Pharmacological Agents
The core antiemetic regimen includes several drug classes:
- 5-HT\(_3\) receptor antagonists (e.g., ondansetron): These primarily target the acute phase of CINV by blocking serotonin receptors in the gut and brain.
- Neurokinin-1 (NK-1) receptor antagonists (e.g., aprepitant): These block Substance P from binding to brain receptors, making them particularly effective against delayed CINV.
- Corticosteroids (e.g., dexamethasone): These are administered in combination and are thought to work through anti-inflammatory mechanisms.
For highly emetogenic chemotherapy, a four-drug regimen often includes the atypical antipsychotic olanzapine, which has shown enhanced efficacy for controlling nausea. Dopamine antagonists and cannabinoids, such as dronabinol, are typically reserved for treating breakthrough or refractory CINV. The specific combination and duration of antiemetics are carefully selected based on the patient’s risk factors and the chemotherapy agents being administered.
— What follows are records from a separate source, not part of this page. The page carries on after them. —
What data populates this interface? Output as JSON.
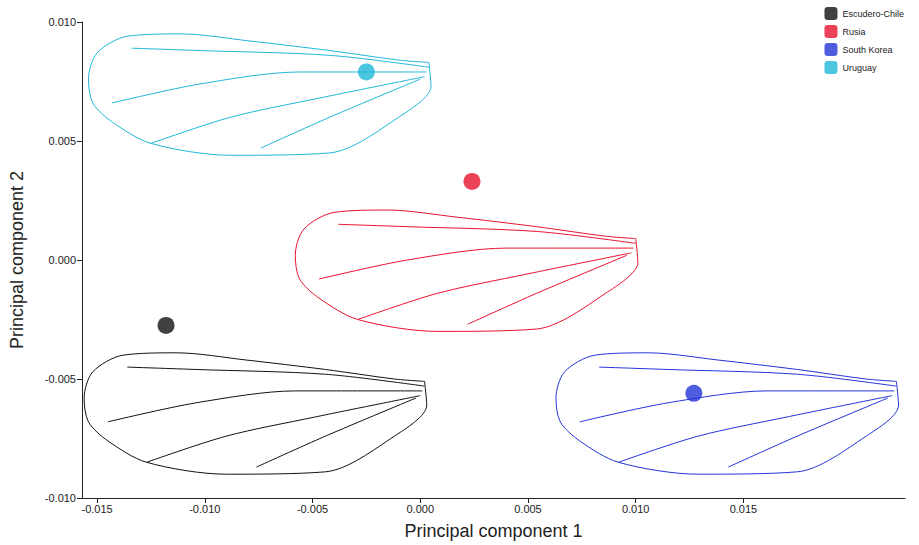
{
  "chart_data": {
    "type": "scatter",
    "xlabel": "Principal component 1",
    "ylabel": "Principal component 2",
    "xlim": [
      -0.0157,
      0.0225
    ],
    "ylim": [
      -0.01,
      0.01
    ],
    "xticks": [
      {
        "value": -0.015,
        "label": "-0.015"
      },
      {
        "value": -0.01,
        "label": "-0.010"
      },
      {
        "value": -0.005,
        "label": "-0.005"
      },
      {
        "value": 0.0,
        "label": "0.000"
      },
      {
        "value": 0.005,
        "label": "0.005"
      },
      {
        "value": 0.01,
        "label": "0.010"
      },
      {
        "value": 0.015,
        "label": "0.015"
      }
    ],
    "yticks": [
      {
        "value": -0.01,
        "label": "-0.010"
      },
      {
        "value": -0.005,
        "label": "-0.005"
      },
      {
        "value": 0.0,
        "label": "0.000"
      },
      {
        "value": 0.005,
        "label": "0.005"
      },
      {
        "value": 0.01,
        "label": "0.010"
      }
    ],
    "grid": false,
    "legend": "top-right",
    "marker": "circle",
    "series": [
      {
        "name": "Escudero-Chile",
        "color": "#111111",
        "x": [
          -0.0118
        ],
        "y": [
          -0.00275
        ]
      },
      {
        "name": "Rusia",
        "color": "#e8112d",
        "x": [
          0.0024
        ],
        "y": [
          0.0033
        ]
      },
      {
        "name": "South Korea",
        "color": "#2233d6",
        "x": [
          0.0127
        ],
        "y": [
          -0.0056
        ]
      },
      {
        "name": "Uruguay",
        "color": "#1fb8d8",
        "x": [
          -0.0025
        ],
        "y": [
          0.0079
        ]
      }
    ],
    "wings": [
      {
        "color": "#111111",
        "outline": [
          [
            0.0002,
            -0.0051
          ],
          [
            -0.0012,
            -0.005
          ],
          [
            -0.0044,
            -0.0046
          ],
          [
            -0.0081,
            -0.0042
          ],
          [
            -0.0113,
            -0.0039
          ],
          [
            -0.0138,
            -0.004
          ],
          [
            -0.0152,
            -0.0047
          ],
          [
            -0.0156,
            -0.0058
          ],
          [
            -0.0154,
            -0.0068
          ],
          [
            -0.0145,
            -0.0076
          ],
          [
            -0.0127,
            -0.0085
          ],
          [
            -0.009,
            -0.009
          ],
          [
            -0.0044,
            -0.0089
          ],
          [
            -0.0012,
            -0.0074
          ],
          [
            0.0003,
            -0.0061
          ],
          [
            0.0002,
            -0.0051
          ]
        ],
        "veins": [
          [
            [
              0.0002,
              -0.0053
            ],
            [
              -0.0044,
              -0.0048
            ],
            [
              -0.0104,
              -0.0046
            ],
            [
              -0.0136,
              -0.0045
            ]
          ],
          [
            [
              0.0001,
              -0.0055
            ],
            [
              -0.0058,
              -0.0055
            ],
            [
              -0.0104,
              -0.006
            ],
            [
              -0.0145,
              -0.0068
            ]
          ],
          [
            [
              0.0,
              -0.0057
            ],
            [
              -0.0049,
              -0.0066
            ],
            [
              -0.009,
              -0.0074
            ],
            [
              -0.0127,
              -0.0085
            ]
          ],
          [
            [
              -0.0002,
              -0.0058
            ],
            [
              -0.0044,
              -0.0074
            ],
            [
              -0.0076,
              -0.0087
            ]
          ]
        ]
      },
      {
        "color": "#e8112d",
        "outline": [
          [
            0.01,
            0.0009
          ],
          [
            0.0086,
            0.001
          ],
          [
            0.0054,
            0.0014
          ],
          [
            0.0017,
            0.0018
          ],
          [
            -0.0015,
            0.0021
          ],
          [
            -0.004,
            0.002
          ],
          [
            -0.0054,
            0.0013
          ],
          [
            -0.0058,
            0.0002
          ],
          [
            -0.0056,
            -0.0008
          ],
          [
            -0.0047,
            -0.0016
          ],
          [
            -0.0029,
            -0.0025
          ],
          [
            0.0008,
            -0.003
          ],
          [
            0.0054,
            -0.0029
          ],
          [
            0.0086,
            -0.0014
          ],
          [
            0.0101,
            -0.0001
          ],
          [
            0.01,
            0.0009
          ]
        ],
        "veins": [
          [
            [
              0.01,
              0.0007
            ],
            [
              0.0054,
              0.0012
            ],
            [
              -0.0006,
              0.0014
            ],
            [
              -0.0038,
              0.0015
            ]
          ],
          [
            [
              0.0099,
              0.0005
            ],
            [
              0.004,
              0.0005
            ],
            [
              -0.0006,
              0.0
            ],
            [
              -0.0047,
              -0.0008
            ]
          ],
          [
            [
              0.0098,
              0.0003
            ],
            [
              0.0049,
              -0.0006
            ],
            [
              0.0008,
              -0.0014
            ],
            [
              -0.0029,
              -0.0025
            ]
          ],
          [
            [
              0.0096,
              0.0002
            ],
            [
              0.0054,
              -0.0014
            ],
            [
              0.0022,
              -0.0027
            ]
          ]
        ]
      },
      {
        "color": "#2233d6",
        "outline": [
          [
            0.0221,
            -0.0051
          ],
          [
            0.0207,
            -0.005
          ],
          [
            0.0175,
            -0.0046
          ],
          [
            0.0138,
            -0.0042
          ],
          [
            0.0106,
            -0.0039
          ],
          [
            0.0081,
            -0.004
          ],
          [
            0.0067,
            -0.0047
          ],
          [
            0.0063,
            -0.0058
          ],
          [
            0.0065,
            -0.0068
          ],
          [
            0.0074,
            -0.0076
          ],
          [
            0.0092,
            -0.0085
          ],
          [
            0.0129,
            -0.009
          ],
          [
            0.0175,
            -0.0089
          ],
          [
            0.0207,
            -0.0074
          ],
          [
            0.0222,
            -0.0061
          ],
          [
            0.0221,
            -0.0051
          ]
        ],
        "veins": [
          [
            [
              0.0221,
              -0.0053
            ],
            [
              0.0175,
              -0.0048
            ],
            [
              0.0115,
              -0.0046
            ],
            [
              0.0083,
              -0.0045
            ]
          ],
          [
            [
              0.022,
              -0.0055
            ],
            [
              0.0161,
              -0.0055
            ],
            [
              0.0115,
              -0.006
            ],
            [
              0.0074,
              -0.0068
            ]
          ],
          [
            [
              0.0219,
              -0.0057
            ],
            [
              0.017,
              -0.0066
            ],
            [
              0.0129,
              -0.0074
            ],
            [
              0.0092,
              -0.0085
            ]
          ],
          [
            [
              0.0217,
              -0.0058
            ],
            [
              0.0175,
              -0.0074
            ],
            [
              0.0143,
              -0.0087
            ]
          ]
        ]
      },
      {
        "color": "#1fb8d8",
        "outline": [
          [
            0.0004,
            0.0083
          ],
          [
            -0.001,
            0.0084
          ],
          [
            -0.0042,
            0.0088
          ],
          [
            -0.0079,
            0.0092
          ],
          [
            -0.0111,
            0.0095
          ],
          [
            -0.0136,
            0.0094
          ],
          [
            -0.015,
            0.0087
          ],
          [
            -0.0154,
            0.0076
          ],
          [
            -0.0152,
            0.0066
          ],
          [
            -0.0143,
            0.0058
          ],
          [
            -0.0125,
            0.0049
          ],
          [
            -0.0088,
            0.0044
          ],
          [
            -0.0042,
            0.0045
          ],
          [
            -0.001,
            0.006
          ],
          [
            0.0005,
            0.0073
          ],
          [
            0.0004,
            0.0083
          ]
        ],
        "veins": [
          [
            [
              0.0004,
              0.0081
            ],
            [
              -0.0042,
              0.0086
            ],
            [
              -0.0102,
              0.0088
            ],
            [
              -0.0134,
              0.0089
            ]
          ],
          [
            [
              0.0003,
              0.0079
            ],
            [
              -0.0056,
              0.0079
            ],
            [
              -0.0102,
              0.0074
            ],
            [
              -0.0143,
              0.0066
            ]
          ],
          [
            [
              0.0002,
              0.0077
            ],
            [
              -0.0047,
              0.0068
            ],
            [
              -0.0088,
              0.006
            ],
            [
              -0.0125,
              0.0049
            ]
          ],
          [
            [
              0.0,
              0.0076
            ],
            [
              -0.0042,
              0.006
            ],
            [
              -0.0074,
              0.0047
            ]
          ]
        ]
      }
    ]
  }
}
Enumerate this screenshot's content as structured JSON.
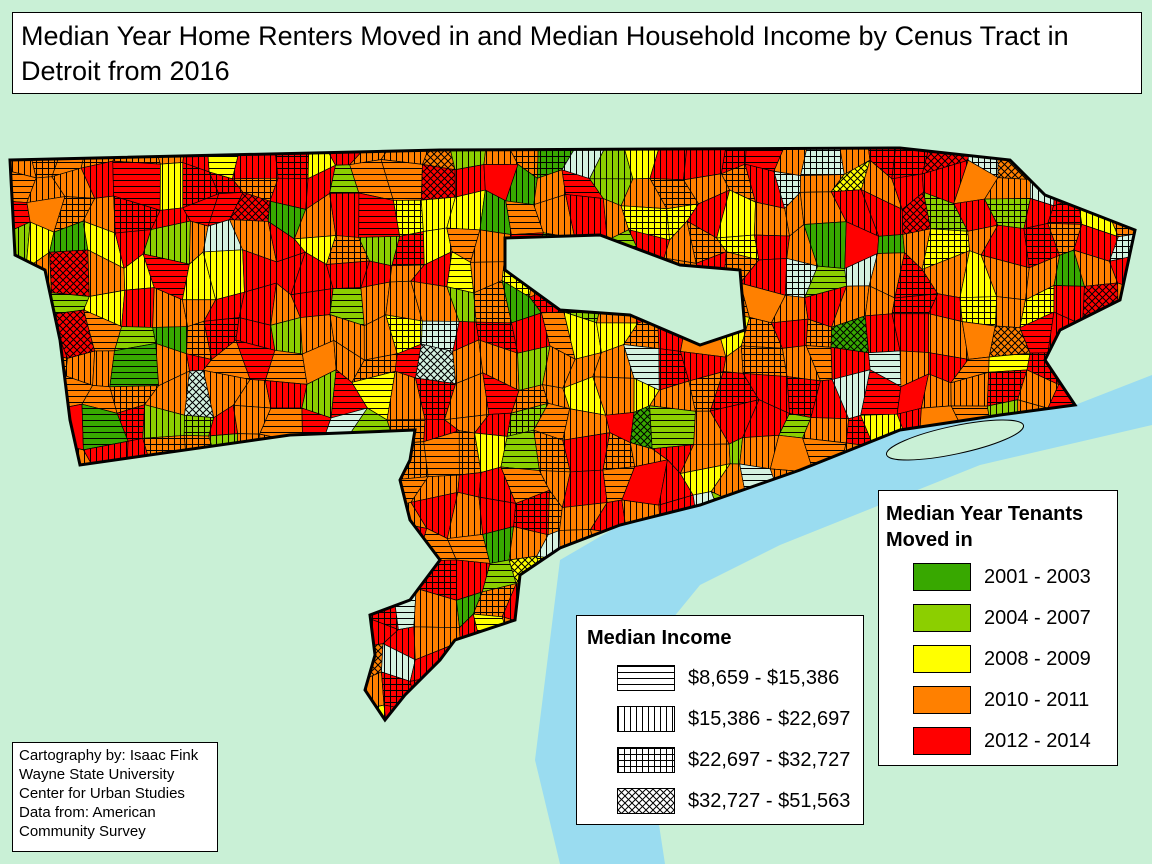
{
  "title": "Median Year Home Renters Moved in and Median Household Income by Cenus Tract in Detroit from 2016",
  "tenure_legend": {
    "title": "Median Year Tenants Moved in",
    "items": [
      {
        "label": "2001 - 2003",
        "color": "#38a800"
      },
      {
        "label": "2004 - 2007",
        "color": "#8ccf00"
      },
      {
        "label": "2008 - 2009",
        "color": "#ffff00"
      },
      {
        "label": "2010 - 2011",
        "color": "#ff8000"
      },
      {
        "label": "2012 - 2014",
        "color": "#ff0000"
      }
    ]
  },
  "income_legend": {
    "title": "Median Income",
    "items": [
      "$8,659 - $15,386",
      "$15,386 - $22,697",
      "$22,697 - $32,727",
      "$32,727 - $51,563"
    ]
  },
  "credits": [
    "Cartography by: Isaac Fink",
    "Wayne State University",
    "Center for Urban Studies",
    "Data from: American",
    "Community Survey"
  ]
}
Non-Pharmacological Strategies
Non-pharmacological strategies serve as adjunctive therapies to complement the medication regimen. Behavioral therapies, such as systematic desensitization and guided imagery, can reduce the severity of anticipatory CINV. Dietary adjustments, such as eating small, bland meals and avoiding strong odors, also help manage symptoms. Evidence supports the use of ginger supplements and acupressure on the P6 point on the wrist as non-invasive methods to alleviate nausea.